Trabalhamos no nosso habitual silêncio. Ao contrário do resto da sua família, o Julian nunca foi muito falador e eu aprecio esse silêncio. Mas hoje ele quebra o hábito.
– Se houver uma guerra, eu vou lutar – diz.
– Pelos belgas?
– Por quem quer que lute contra os nazis. Luz!
Acendo a luz brilhante do teto. O Julian abre a porta e segura o cortinado para iluminar o pequeno quarto. Reparo que no seu rosto há uma intensidade selvagem que eu nunca tinha visto.
– Quero que penses em mim – diz ele. – Pensar em ti?
– Como numa oração – sugere.
Os olhos do Julian parecem ofuscantes. Desvio o olhar.
– Achei que não acreditavas nisso de rezar – digo.

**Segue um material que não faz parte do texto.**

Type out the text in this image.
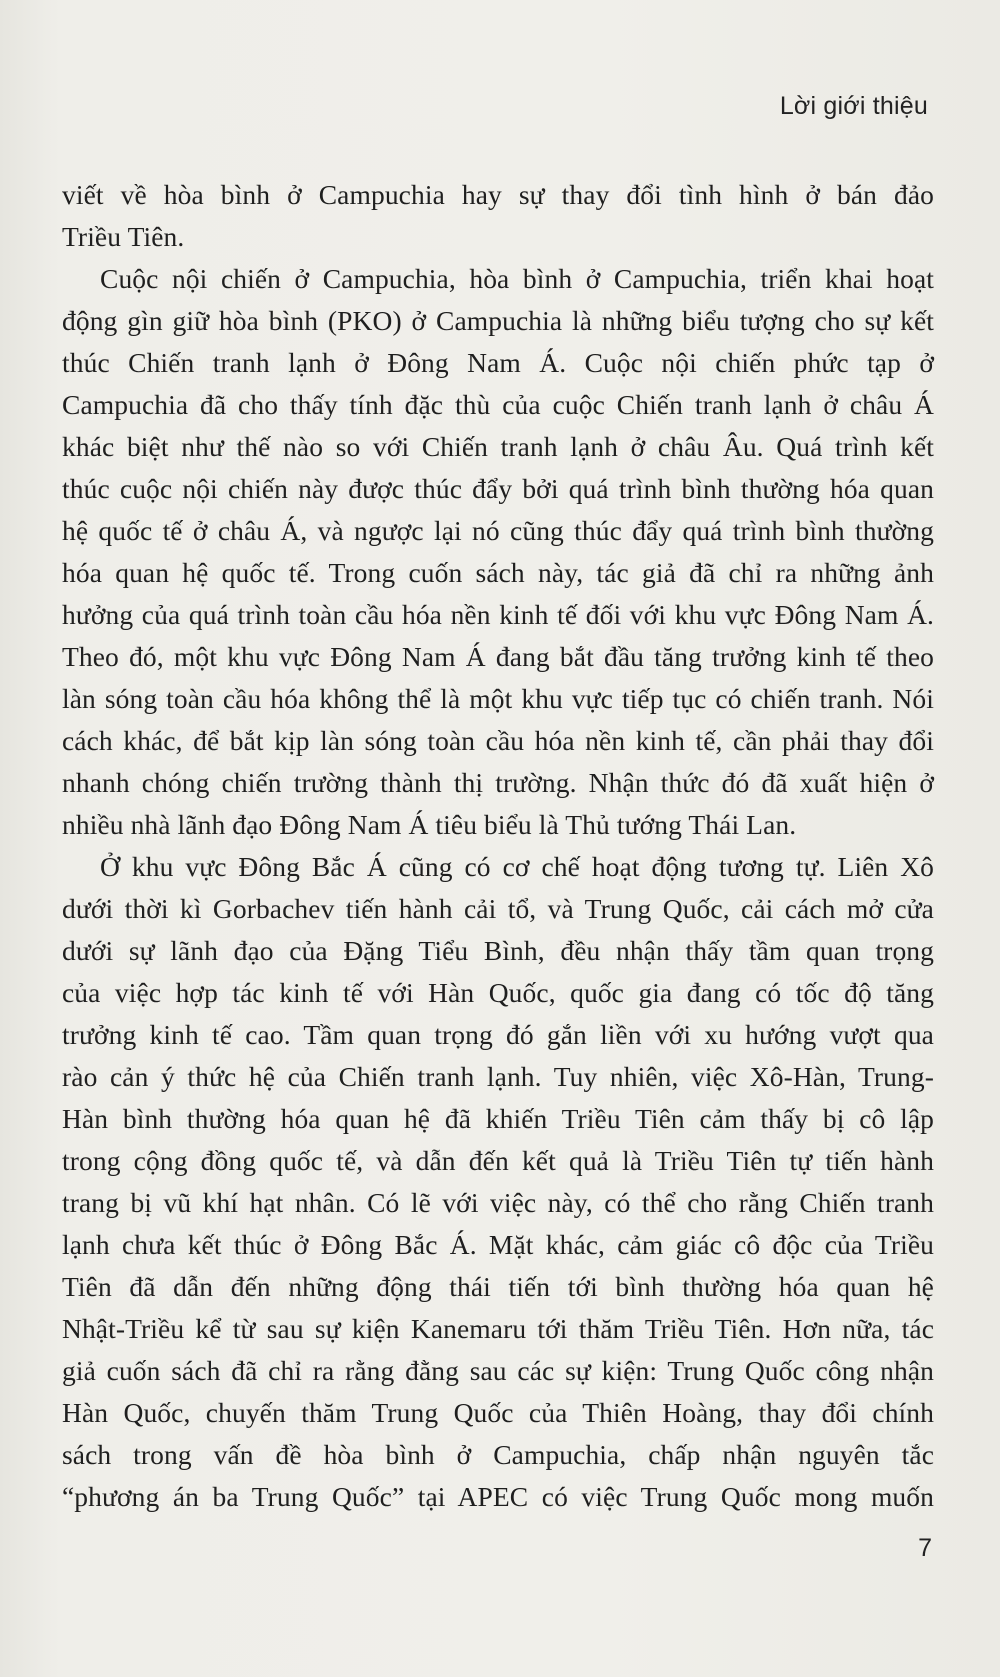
Lời giới thiệu
viết về hòa bình ở Campuchia hay sự thay đổi tình hình ở bán đảo
Triều Tiên.
Cuộc nội chiến ở Campuchia, hòa bình ở Campuchia, triển khai hoạt
động gìn giữ hòa bình (PKO) ở Campuchia là những biểu tượng cho sự kết
thúc Chiến tranh lạnh ở Đông Nam Á. Cuộc nội chiến phức tạp ở
Campuchia đã cho thấy tính đặc thù của cuộc Chiến tranh lạnh ở châu Á
khác biệt như thế nào so với Chiến tranh lạnh ở châu Âu. Quá trình kết
thúc cuộc nội chiến này được thúc đẩy bởi quá trình bình thường hóa quan
hệ quốc tế ở châu Á, và ngược lại nó cũng thúc đẩy quá trình bình thường
hóa quan hệ quốc tế. Trong cuốn sách này, tác giả đã chỉ ra những ảnh
hưởng của quá trình toàn cầu hóa nền kinh tế đối với khu vực Đông Nam Á.
Theo đó, một khu vực Đông Nam Á đang bắt đầu tăng trưởng kinh tế theo
làn sóng toàn cầu hóa không thể là một khu vực tiếp tục có chiến tranh. Nói
cách khác, để bắt kịp làn sóng toàn cầu hóa nền kinh tế, cần phải thay đổi
nhanh chóng chiến trường thành thị trường. Nhận thức đó đã xuất hiện ở
nhiều nhà lãnh đạo Đông Nam Á tiêu biểu là Thủ tướng Thái Lan.
Ở khu vực Đông Bắc Á cũng có cơ chế hoạt động tương tự. Liên Xô
dưới thời kì Gorbachev tiến hành cải tổ, và Trung Quốc, cải cách mở cửa
dưới sự lãnh đạo của Đặng Tiểu Bình, đều nhận thấy tầm quan trọng
của việc hợp tác kinh tế với Hàn Quốc, quốc gia đang có tốc độ tăng
trưởng kinh tế cao. Tầm quan trọng đó gắn liền với xu hướng vượt qua
rào cản ý thức hệ của Chiến tranh lạnh. Tuy nhiên, việc Xô-Hàn, Trung-
Hàn bình thường hóa quan hệ đã khiến Triều Tiên cảm thấy bị cô lập
trong cộng đồng quốc tế, và dẫn đến kết quả là Triều Tiên tự tiến hành
trang bị vũ khí hạt nhân. Có lẽ với việc này, có thể cho rằng Chiến tranh
lạnh chưa kết thúc ở Đông Bắc Á. Mặt khác, cảm giác cô độc của Triều
Tiên đã dẫn đến những động thái tiến tới bình thường hóa quan hệ
Nhật-Triều kể từ sau sự kiện Kanemaru tới thăm Triều Tiên. Hơn nữa, tác
giả cuốn sách đã chỉ ra rằng đằng sau các sự kiện: Trung Quốc công nhận
Hàn Quốc, chuyến thăm Trung Quốc của Thiên Hoàng, thay đổi chính
sách trong vấn đề hòa bình ở Campuchia, chấp nhận nguyên tắc
“phương án ba Trung Quốc” tại APEC có việc Trung Quốc mong muốn
7
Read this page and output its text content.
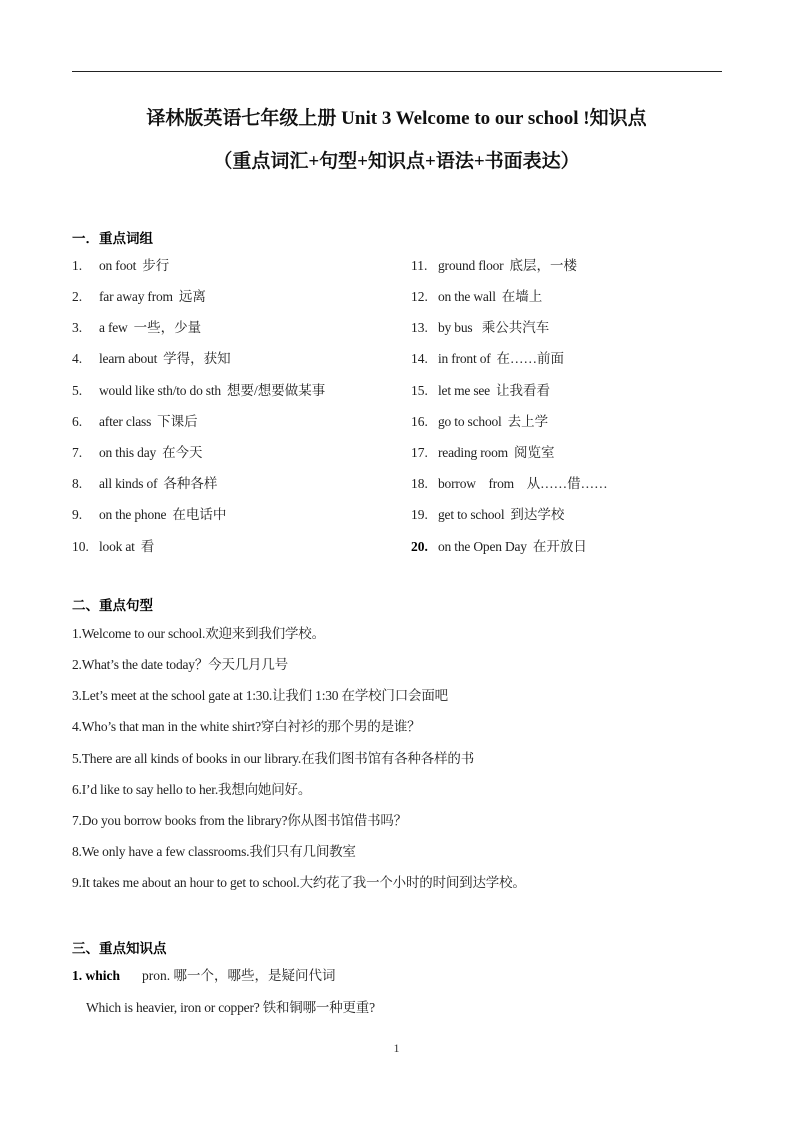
译林版英语七年级上册 Unit 3 Welcome to our school !知识点
（重点词汇+句型+知识点+语法+书面表达）
一．重点词组
1. on foot 步行
2. far away from 远离
3. a few 一些，少量
4. learn about 学得，获知
5. would like sth/to do sth 想要/想要做某事
6. after class 下课后
7. on this day 在今天
8. all kinds of 各种各样
9. on the phone 在电话中
10. look at 看
11. ground floor 底层，一楼
12. on the wall 在墙上
13. by bus 乘公共汽车
14. in front of 在……前面
15. let me see 让我看看
16. go to school 去上学
17. reading room 阅览室
18. borrow    from  从……借……
19. get to school 到达学校
20. on the Open Day 在开放日
二、重点句型
1.Welcome to our school.欢迎来到我们学校。
2.What’s the date today？今天几月几号
3.Let’s meet at the school gate at 1:30.让我们 1:30 在学校门口会面吧
4.Who’s that man in the white shirt?穿白衬衫的那个男的是谁？
5.There are all kinds of books in our library.在我们图书馆有各种各样的书
6.I’d like to say hello to her.我想向她问好。
7.Do you borrow books from the library?你从图书馆借书吗？
8.We only have a few classrooms.我们只有几间教室
9.It takes me about an hour to get to school.大约花了我一个小时的时间到达学校。
三、重点知识点
1. which pron. 哪一个，哪些，是疑问代词
Which is heavier, iron or copper? 铁和铜哪一种更重?
1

– Eu nunca disse isso. Os pensamentos são energia. A energia transforma a matéria. A luz é energia. Tu, mais do que ninguém, compreendes como a luz pode mudar tudo, até o nosso filme. Luz! Deixa cair o cortinado e eu puxo a corrente para voltar a apagar a luz. Completamos as duas últimas etapas numa escuridão tensa. Sinto que está a tentar dizer-me mais alguma coisa que eu não compreendo, e sinto o peso da minha incompreensão. O sabor daquele ácido amargo chega-me à língua. E desta vez sou eu a quebrar o silêncio.
– Vou pensar em ti. Como havia de não pensar? Mas aqui não vamos ter guerra.
– Charlotte. Não és estúpida, por isso, por favor, não digas coisas estúpidas.
*
Quando atravesso o patamar em direção ao meu apartamento, sinto o impulso de correr escada acima para ir contar à Masha sobre o gato e o sangue na praça, pois foi ela que me disse que o místico anda de mãos dadas com o comum. Desde pequena que passo um tempo infinito com ela. É a guardiã dos meus segredos. Porém, quando dou a volta ao balaústre, lembro-me de que a Masha partiu.
Vi-a quando estive em casa nas férias da Páscoa, vinda direta da faculdade. Fui ao seu estúdio, o meu local de mistério e conforto. Recebeu-me com uma chávena de chá e uma caixa, acabada de abrir, de delícias turcas. Depois, limpámos o açúcar em pó caído em cima da mesa e ela pegou num belo pedaço de tecido e sacudiu-o. Ficámos a ver como caía em ondas.
– É azul – disse ela –, um azul muito claro. – Um céu de inverno – exclamei.
– Sim.
Enquanto ponderávamos sobre o ponto em que faríamos o primeiro corte, falei-lhe do Philippe.
A Masha ouviu, mas sem se pronunciar. Não sei bem de que estava eu à espera, mas acho que queria que ela me dissesse o que fazer. Tínhamos começado a prender um padrão de papel de seda ao tecido e, na minha frustração, piquei o dedo e o sangue sujou a lã. A Masha limpou-a rapidamente e a seguir dobrou o tecido e entregou-mo.
– Porquê?
– Tem de ser teu. Marcaste-o.
– Mas a mancha sai.
– Foi um sinal. O sangue é sempre um sinal.
(1) Brincadeira com o nome Bellow, que também significa rugido. (N. da T.)